David Alden's elegant 2012 production moves Verdi's thrilling drama to a timeless setting inspired by film noir. Marcelo Álvarez is Gustavo III, the Swedish king in love with Amelia (Sondra Radvanovsky), the wife of his best friend and counselor, Count Anckarström (Dmitri Hvorostovsky). When Anckarström joins a conspiracy to murder the king, tragedy ensues. Stephanie Blythe is the fortuneteller Madame Ulrica Arvidsson and Kathleen Kim sings the page Oscar. Met Principal Conductor Fabio Luisi is on the podium.

Lisa Bielawa's 'Broadcast from Home' - Kaufman Center (Aug. 20 & 21)

Kaufman Music Center presents a free online listening event of the entire cycle of composer Lisa Bielawa's Broadcast From Home, an inspired musical response to the shelter-in-place measure put in place due to the COVID-19 pandemic. Broadcast in two parts, audiences will have the opportunity to hear the work in its entirety as well as Lisa live in conversation with musicians from around the globe who participated in the project. The conversations will be moderated by John Glover, Kaufman Music Center's Director of Artistic Planning.

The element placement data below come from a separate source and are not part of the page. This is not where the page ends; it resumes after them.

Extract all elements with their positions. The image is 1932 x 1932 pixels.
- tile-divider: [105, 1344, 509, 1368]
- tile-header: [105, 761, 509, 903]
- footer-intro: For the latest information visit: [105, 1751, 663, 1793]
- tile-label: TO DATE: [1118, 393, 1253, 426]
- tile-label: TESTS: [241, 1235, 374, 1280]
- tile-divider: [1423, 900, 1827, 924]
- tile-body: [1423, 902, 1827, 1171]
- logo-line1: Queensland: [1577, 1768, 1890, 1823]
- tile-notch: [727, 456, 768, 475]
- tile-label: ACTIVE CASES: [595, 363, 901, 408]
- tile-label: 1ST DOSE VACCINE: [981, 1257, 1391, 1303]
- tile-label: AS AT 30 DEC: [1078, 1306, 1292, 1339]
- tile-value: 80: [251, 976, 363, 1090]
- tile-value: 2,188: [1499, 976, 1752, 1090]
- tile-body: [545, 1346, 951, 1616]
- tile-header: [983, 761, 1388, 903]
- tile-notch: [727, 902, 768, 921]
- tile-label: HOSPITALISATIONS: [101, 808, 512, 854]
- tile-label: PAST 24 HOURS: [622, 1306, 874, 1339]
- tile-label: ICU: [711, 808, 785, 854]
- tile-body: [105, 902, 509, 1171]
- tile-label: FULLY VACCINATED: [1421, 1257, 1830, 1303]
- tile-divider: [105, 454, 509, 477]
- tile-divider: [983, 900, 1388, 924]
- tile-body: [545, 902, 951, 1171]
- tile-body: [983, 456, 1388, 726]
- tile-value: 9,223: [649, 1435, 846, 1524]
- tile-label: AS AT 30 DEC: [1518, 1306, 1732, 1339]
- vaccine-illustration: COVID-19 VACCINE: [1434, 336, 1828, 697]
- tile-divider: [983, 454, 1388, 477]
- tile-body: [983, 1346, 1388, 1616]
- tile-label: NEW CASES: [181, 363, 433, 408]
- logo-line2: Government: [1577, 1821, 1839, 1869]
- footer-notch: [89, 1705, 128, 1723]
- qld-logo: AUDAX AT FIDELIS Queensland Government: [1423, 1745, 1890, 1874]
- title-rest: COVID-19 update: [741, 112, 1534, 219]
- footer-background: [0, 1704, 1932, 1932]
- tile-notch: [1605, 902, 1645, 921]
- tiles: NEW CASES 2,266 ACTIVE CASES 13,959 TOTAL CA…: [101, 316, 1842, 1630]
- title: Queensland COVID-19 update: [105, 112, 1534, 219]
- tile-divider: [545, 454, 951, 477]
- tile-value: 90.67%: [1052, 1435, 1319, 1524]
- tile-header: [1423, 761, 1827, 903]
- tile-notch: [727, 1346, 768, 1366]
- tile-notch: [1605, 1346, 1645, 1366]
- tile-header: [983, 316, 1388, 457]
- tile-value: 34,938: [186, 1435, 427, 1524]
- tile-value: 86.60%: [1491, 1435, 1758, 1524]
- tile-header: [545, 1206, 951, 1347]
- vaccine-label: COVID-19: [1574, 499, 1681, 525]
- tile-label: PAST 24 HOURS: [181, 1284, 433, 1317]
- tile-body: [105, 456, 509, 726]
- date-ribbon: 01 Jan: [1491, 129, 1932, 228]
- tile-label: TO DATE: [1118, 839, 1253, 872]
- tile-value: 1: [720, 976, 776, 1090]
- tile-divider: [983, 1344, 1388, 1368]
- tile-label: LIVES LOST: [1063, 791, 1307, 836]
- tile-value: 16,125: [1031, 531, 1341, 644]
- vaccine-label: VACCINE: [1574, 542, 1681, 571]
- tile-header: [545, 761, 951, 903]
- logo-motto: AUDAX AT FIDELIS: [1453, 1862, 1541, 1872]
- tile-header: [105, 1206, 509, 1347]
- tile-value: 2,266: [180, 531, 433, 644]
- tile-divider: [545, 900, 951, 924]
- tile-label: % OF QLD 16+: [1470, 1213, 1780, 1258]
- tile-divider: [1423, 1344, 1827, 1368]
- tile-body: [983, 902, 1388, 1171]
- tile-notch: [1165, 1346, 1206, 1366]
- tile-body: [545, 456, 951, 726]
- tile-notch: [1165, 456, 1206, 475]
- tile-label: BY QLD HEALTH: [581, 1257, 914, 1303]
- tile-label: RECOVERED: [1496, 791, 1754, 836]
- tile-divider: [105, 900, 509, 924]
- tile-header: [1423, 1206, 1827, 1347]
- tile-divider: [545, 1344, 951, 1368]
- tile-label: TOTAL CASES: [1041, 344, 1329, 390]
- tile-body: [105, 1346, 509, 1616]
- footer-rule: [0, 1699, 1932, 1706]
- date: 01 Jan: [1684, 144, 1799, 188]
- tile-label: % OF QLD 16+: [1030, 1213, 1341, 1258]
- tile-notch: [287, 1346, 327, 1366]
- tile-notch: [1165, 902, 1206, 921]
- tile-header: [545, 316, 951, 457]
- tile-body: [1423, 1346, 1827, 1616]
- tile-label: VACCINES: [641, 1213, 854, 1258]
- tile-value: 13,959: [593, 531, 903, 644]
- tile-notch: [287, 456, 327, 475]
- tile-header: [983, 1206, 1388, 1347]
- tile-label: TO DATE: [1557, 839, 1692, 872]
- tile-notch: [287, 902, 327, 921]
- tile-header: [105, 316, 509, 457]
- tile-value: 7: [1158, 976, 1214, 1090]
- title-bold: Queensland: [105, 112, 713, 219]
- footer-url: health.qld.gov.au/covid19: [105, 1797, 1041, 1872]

The Black Clown - Harlem Week (August 21)

In celebration of HARLEM WEEK, renowned opera singer Davóne Tines leads a special audio excerpt fusing vaudeville, gospel, opera, jazz, and spirituals. The Black Clown animates one man's resilience against America's legacy of oppression and brings Langston Hughes's famed 1931 poem to life in a stunning music-theater piece created by Davóne Tines, Michael Schachter, and Zack Winokur.

Fairy Queen - Glyndebourne (August 23)

From Sunday 23 August at 5.00pm you can watch Purcell's The Fairy Queen for free on YouTube. The opera will be available until 5.00pm on Sunday 30 August.

Taking us from rowdiest, raunchiest comedy to bewitching beauty and pathos, Purcell's The Fairy Queen is a theatrical fantasy unlike any other. Shakespeare's A Midsummer Night's Dream finds itself at the centre of a sequence of musical apparitions and conjurings - fairies romp and play, animals dance and mortals are manipulated by the gods. Through it all, love and desire weave their irresistible spell.